Psychodynamic Explanation of Gender Development Flashcards
Identification (occurs towards the end of the phallic stage):
the process of acquiring the characteristics (attitudes/behaviours/values) of the same-gender parent in order to resolve the Oedipus/Electra complex.
Internalisation:
the incorporation of the same-gender parent’s gender identity into an individual’s personality – their attitudes/behaviours are accepted.
The Oedipus Complex
Freud suggested that boys experience the Oedipus Complex:
1. Boys’ first sexual desires are directed towards their mothers during the phallic stage of psychosexual development.
The libido’s energies are directed into the phallus.
- The child feels resentment and jealously towards the father as he possesses the mother.
He also fears that the father will find out and castrate him (castration anxiety). - To resolve the conflict, the boy ultimately gives up his desire for his mother and identifies with his father.
The boy incorporates his father into his own personality, permitting him to internalise his male gender.
He will then begin to have a sense of male identity as he has taken on his father’s attitudes, expectations etc., leading to masculine behaviour.
The Electra Complex
- A girl’s first sexual desires are directed at their father during the phallic stage.
The girl believes she has been castrated
The mother is blamed for lack of a penis - Girls desire to have a penis as they represent male power (‘penis envy’) which is why she desires her father.
- When she realises that she can’t have a penis of her own, the desire for a penis is converted into desire for a baby.
The girl believes herself to be in competition for possession of her father, a feeling she represses for fear of losing the love of her mother.
The girl ultimately identifies with her mother, allowing her to take on her mother’s qualities into her own personality and so internalises her female identity (e.g. desire for a baby).
Resolution of the Electra Complex
Because she thinks she’s already been castrated the urge to identify as female is not as strong as the urge to identify in males as they are fearful of losing their penis.
Freud believed that if the Electra complex is not satisfactorily resolved there will be confusion about sexual identity.
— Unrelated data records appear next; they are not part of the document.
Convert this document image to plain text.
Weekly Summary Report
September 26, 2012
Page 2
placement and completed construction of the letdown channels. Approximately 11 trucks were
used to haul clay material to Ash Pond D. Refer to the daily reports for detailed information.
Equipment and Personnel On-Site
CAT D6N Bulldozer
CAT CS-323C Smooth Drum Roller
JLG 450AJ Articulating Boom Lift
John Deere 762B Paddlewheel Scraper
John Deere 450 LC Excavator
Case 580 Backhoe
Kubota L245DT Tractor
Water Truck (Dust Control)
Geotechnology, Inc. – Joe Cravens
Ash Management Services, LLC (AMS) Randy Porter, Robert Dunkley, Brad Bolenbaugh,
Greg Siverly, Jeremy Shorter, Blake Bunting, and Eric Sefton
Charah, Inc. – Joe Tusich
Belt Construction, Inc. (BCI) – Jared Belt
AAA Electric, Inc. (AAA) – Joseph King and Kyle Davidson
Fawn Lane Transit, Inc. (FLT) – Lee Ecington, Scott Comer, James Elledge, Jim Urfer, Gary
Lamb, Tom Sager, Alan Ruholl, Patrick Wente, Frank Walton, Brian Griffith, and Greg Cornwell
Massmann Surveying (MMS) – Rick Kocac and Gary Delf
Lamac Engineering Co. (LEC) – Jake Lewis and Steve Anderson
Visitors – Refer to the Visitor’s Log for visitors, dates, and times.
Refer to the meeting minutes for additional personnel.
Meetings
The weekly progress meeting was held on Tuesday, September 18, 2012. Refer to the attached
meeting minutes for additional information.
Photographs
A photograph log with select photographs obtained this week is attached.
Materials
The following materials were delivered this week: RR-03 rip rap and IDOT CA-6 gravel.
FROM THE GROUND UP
Freud also believed that male development was the norm and female development being a deviant form of development.
Research: Little Hans
Freud performed a case study of a boy with a phobia of horses.
He concluded that the boy was actually going through the Oedipus complex and the horse represented his father (who he was unconsciously fearful of castrating him).
Freud reported that Hans resolved his Oedipus complex through identification with his father through two fantasies:
1. A plumber came and changed his ‘widdler’ and bottom for larger ones (like his father’s)
2. He fathered several children (again, a ‘father’ role)
Freud used this as support for his theory as it can be interpreted in a way that shows identification with the male identity at around 5 years of age (during the phallic stage).
There is some support for the idea that for boys’ ‘normal’ development depends on being raised by at least one male parent.
Rekers and Morey (1990) rated the gender identity of 49 boys aged 3-11 years based on interviews with their families and the children themselves.
Of those who were judged to be ‘gender disturbed’, 75% had neither their biological father nor a substitute father living with them.
This suggests that being raised with no father may have a negative impact on gender identity.
However, the relationship between absent fathers and problems of gender identity is not supported.
Bos and Sandfort (2010) compared data from 63 children where both parents were lesbians and 68 children from ‘traditional’ families.
Children raised by lesbian parents felt less pressure to conform to gender stereotypes and were less likely to assume their own gender was superior, but there were no differences in terms of psychosocial adjustment or gender identity.
This therefore contradicts Freud’s theory as it suggests that father are not necessary for healthy gender identity development.
Male oriented explanation
The theory sees females as inferior to males, reflecting the standing that females had at the time (Victorian era).
The concept of the Oedipus complex was created first, with the Electra complex (theorised by Jung) commonly regarded as an afterthought.
Therefore, the theory could be argued to be somewhat incomplete as the gender development of women is not as well thought through as the gender development of men.
Horney argued that a more powerful emotion than penis envy is men’s experience of ‘womb envy’ – a reaction to a women’s ability to nurture and sustain life.
The psychodynamic explanation lacks scientific credibility
There is little scientific support for the Oedipus and Electra complexes because the nature of the unconscious mind is highly subjective and difficult to study in a scientific manner – his ideas cannot be falsified and are therefore considered pseudoscientific.
There are also often multiple interpretations for findings that do not support Freud’s ideas.
This brings the theory’s validity into question as it is not strongly supported by empirical evidence in the same way that other theories of gender development are.